Loading this code makes the mobile burger menu of the website not to work:
Clicking on the menu won’t initiate a modal with menu links and there is no error in the browser console regarding this problem.
Hi @bendqh1, changing the innerHTML will create new DOM elements, so event listeners added before will stop working since those elements simply don’t exis on the page any more. To fix this, you can either
Add the required event listeners anew after populating the new content, or
Are you sure you need to swap the entire document.body.innerHTML (including the navigation) anyway though? – Probably just the actual content would do as well here…
I don’t want to swap the entire document.body.innerHTML
I do so just because I don’t want to touch the PHP templates of the content management system, so I try to append the HTML with JavaScript.
Maybe there is a better way to append it with JavaScript?
… you can keep the navigation by just setting the innerHTML of main:
const main = document.querySelector('main')
main.innerHTML = `
<!-- New content -->
`
Edit: Ah sorry, I missed that you just want to append content… in that case, you might insertAdjacentHTML(), which will keep the existing elements before and after untouched; so previously added event listeners will keep working too:
document.body.insertAdjacentHTML('beforeend', `
<!-- New content -->
`)
Thanks a lot. Indeed, the following pattern was exactly the one I needed; I have tested it with three browsers in mobile mode, two in smartphone (always after fully clearing all cache), and I no longer have the problem described in this post.
document.body.insertAdjacentHTML('beforeend', `
<!-- New content -->
`)
I admit that it is still quite unclear to me what damage innerHTML has done, I mean, why it damaged event listeners that were defined outside the HTML anyway.
The browser doesn’t check if the HTML (or parts of it) are equal to the HTML as it were before, and
doesn’t reuse existing elements; so by setting the innerHTML (be it a regular assignment or an addition assignment) you’re always throwing away the existing content, and parsing the HTML string to new DOM elements.
Thank you again !
All I can say is darn, I didn’t figure out it yet…
I still misunderstand why using innerHTML on the body tag prevents event listeners from doing their work (removes them completely?).
I tried to read in some posts about this but didn’t understand the “why” rationale.
Perhaps the very term “innerHTML” is misleading because it’s not merely “editing the inner HTML of a tag”, but rather “editing the inner HTML of a tag and also destroying any event listener around”.

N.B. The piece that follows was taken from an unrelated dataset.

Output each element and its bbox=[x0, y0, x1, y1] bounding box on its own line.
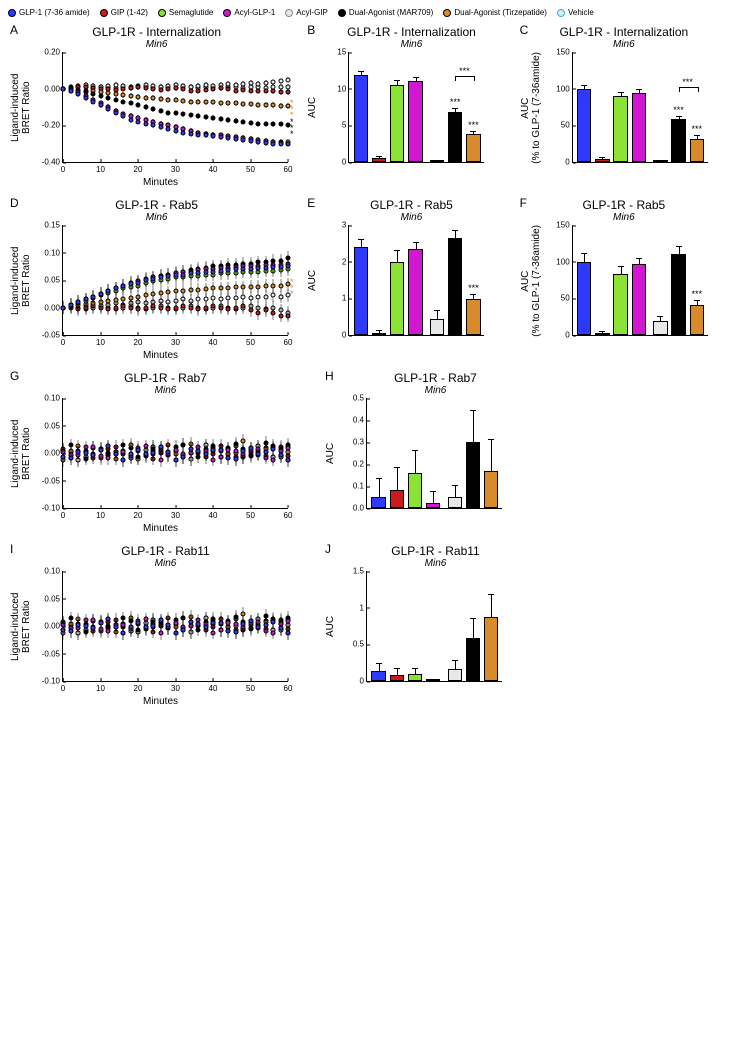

Well not quite, actually it just replaces the element’s children with new children from parsing the HTML string… consider this:
document.body.innerHTML = `
<button id="my-button">Click me</button>
`
const button = document.getElementById('my-button')
button.addEventListener('click', () => {
console.log('clicked', button.id)
})
button.click() // Logs "clicked my-button"
console.log(button.parentElement) // Logs "<body></body>"
// Now set the inner HTML again
document.body.innerHTML = `
<button id="my-button">Click me</button>
`
button.click() // Still logs "clicked my-button"
console.log(button.parentElement) // Now logs "null"
As you can see, the original button element still exists – as does the event listener – it just isn’t attached to the body any more. Even though the new markup happens to be the same as the original one, setting the innerHTML always creates a whole new element tree… and normally the old detached children will get garbage collected and effectively be destroyed.
And if we now click the “new” button, nothing will happen as it doesn’t have any event listeners added yet:
If the innerHTML property makes the worked-on DOM tree content to be copy-pasted into a new DOM tree and the new DOM tree lacks connection to the JavaScript of the previous DOM tree (I still miss why even do such a thing) than the naming of the property was misleading and instead innerHTML it probably should have been something like innerHTMLOfACopyPastedCurrentDomIntoANewOneStrippedOfAnyJS.
Am I missing something?
Exactly, it’s an entirely new DOM tree with its own event listeners (or lack thereof); if you need to keep the existing tree, use insertAdjacentHTML() instead.
You typically don’t; only set the innerHTML if you want to 1) initially populate an element, or 2) deliberately wipe an existing tree and create a fresh one (and then you’d just clear the children like el.innerHTML = '').